Differenz sei das Erkennen von Unterschieden, begann Polak mit einer Begriffsbestimmung. „Für Diversität ist Differenz der Ausgangspunkt. Es ist normal, dass es Unterschiede gibt. Diese müssen weder eine Störung, noch eine Bereicherung sein.“ Anhand der biblischen Geschichte des Turmbaus zu Babel führte sie an, dass eine Einheit des Menschen nicht über Projekte, sondern nur über Kommunikation möglich sei. Sie schloss mit spirituellen Zitaten, die beschrieben, wie schmerzlich Unterschiede sein können. Aber das durch Unterschiede der eine auf den anderen angewiesen sei – das sei das Heilsame.
Differenz sei für ihn eine Beschreibungskategorie, begann Körtner sein Impuls-Statement. Unterschiede zu machen diene dazu, etwas zu erkennen. „Am Anfang war die Unterscheidung. In der Schöpfungsgeschichte trifft Gott Unterscheidungen: Licht – Finsternis, Wasser – Erde.“ Auch christologisch würden Unterschiede gemacht, um etwas zu beschreiben, so in der Trinitätslehre. Gott als Vater, als Sohn, als Heiliger Geist. „Das ist ein Beziehungsgeschehen. Der Vater ist nicht gegen den Sohn und nicht gegen den Heiligen Geist austauschbar. Es ist eine unaufhebbare Diversität, die als Einhalt gilt.
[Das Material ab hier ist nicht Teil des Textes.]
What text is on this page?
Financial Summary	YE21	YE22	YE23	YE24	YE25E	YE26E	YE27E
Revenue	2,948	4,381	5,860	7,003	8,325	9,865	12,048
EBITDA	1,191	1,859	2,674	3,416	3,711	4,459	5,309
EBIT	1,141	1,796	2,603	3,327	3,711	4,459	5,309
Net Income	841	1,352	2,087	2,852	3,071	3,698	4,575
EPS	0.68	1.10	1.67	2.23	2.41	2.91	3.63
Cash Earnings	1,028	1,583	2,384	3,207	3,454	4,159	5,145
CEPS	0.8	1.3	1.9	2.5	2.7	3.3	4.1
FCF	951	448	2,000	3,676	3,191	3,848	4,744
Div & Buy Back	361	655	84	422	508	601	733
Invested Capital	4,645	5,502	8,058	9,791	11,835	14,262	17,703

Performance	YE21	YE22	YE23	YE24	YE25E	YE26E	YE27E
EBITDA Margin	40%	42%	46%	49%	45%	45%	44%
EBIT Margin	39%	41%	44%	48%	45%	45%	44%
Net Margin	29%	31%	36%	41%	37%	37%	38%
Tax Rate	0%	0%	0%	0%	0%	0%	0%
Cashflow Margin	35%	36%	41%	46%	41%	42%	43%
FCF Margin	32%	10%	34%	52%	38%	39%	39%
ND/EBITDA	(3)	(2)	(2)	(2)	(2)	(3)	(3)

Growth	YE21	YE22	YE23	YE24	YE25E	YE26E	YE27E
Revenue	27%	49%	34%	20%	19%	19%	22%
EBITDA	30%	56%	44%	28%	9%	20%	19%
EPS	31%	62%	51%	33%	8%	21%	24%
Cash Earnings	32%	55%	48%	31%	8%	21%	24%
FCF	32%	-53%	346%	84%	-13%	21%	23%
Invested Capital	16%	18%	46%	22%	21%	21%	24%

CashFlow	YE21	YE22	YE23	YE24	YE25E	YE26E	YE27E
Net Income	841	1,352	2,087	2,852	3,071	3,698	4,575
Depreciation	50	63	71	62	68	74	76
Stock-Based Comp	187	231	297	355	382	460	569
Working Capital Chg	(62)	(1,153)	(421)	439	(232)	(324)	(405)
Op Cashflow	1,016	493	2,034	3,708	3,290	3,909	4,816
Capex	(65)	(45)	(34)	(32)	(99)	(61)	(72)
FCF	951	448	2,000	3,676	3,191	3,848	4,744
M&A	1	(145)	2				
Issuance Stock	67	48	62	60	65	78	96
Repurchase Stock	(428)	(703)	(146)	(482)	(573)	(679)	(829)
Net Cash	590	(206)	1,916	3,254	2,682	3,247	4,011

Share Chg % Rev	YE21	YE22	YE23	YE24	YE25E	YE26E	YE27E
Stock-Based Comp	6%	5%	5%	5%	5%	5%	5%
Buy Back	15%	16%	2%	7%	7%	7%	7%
Eine Einheit durch Beziehung.“ Beziehung schaffe also Einheit, aber immer aus unterschiedlichen Dingen, so Körtner.
Um eine „Einheit durch Kommunikation“ (Polak) beziehungsweise „Einheit durch Beziehung“ (Körtner) zu gestalten, dafür will sich die ARGE Ökumene weiter stark machen. Die Teilnehmerinnen und Teilnehmer tauschten auf der Tagung Berichte aus den Bundesländern aus und planten gemeinsam das Jahr 2015. Ihr Ziel ist klar: Sie wollen weiterhin Motor der Ökumene in Österreich sein.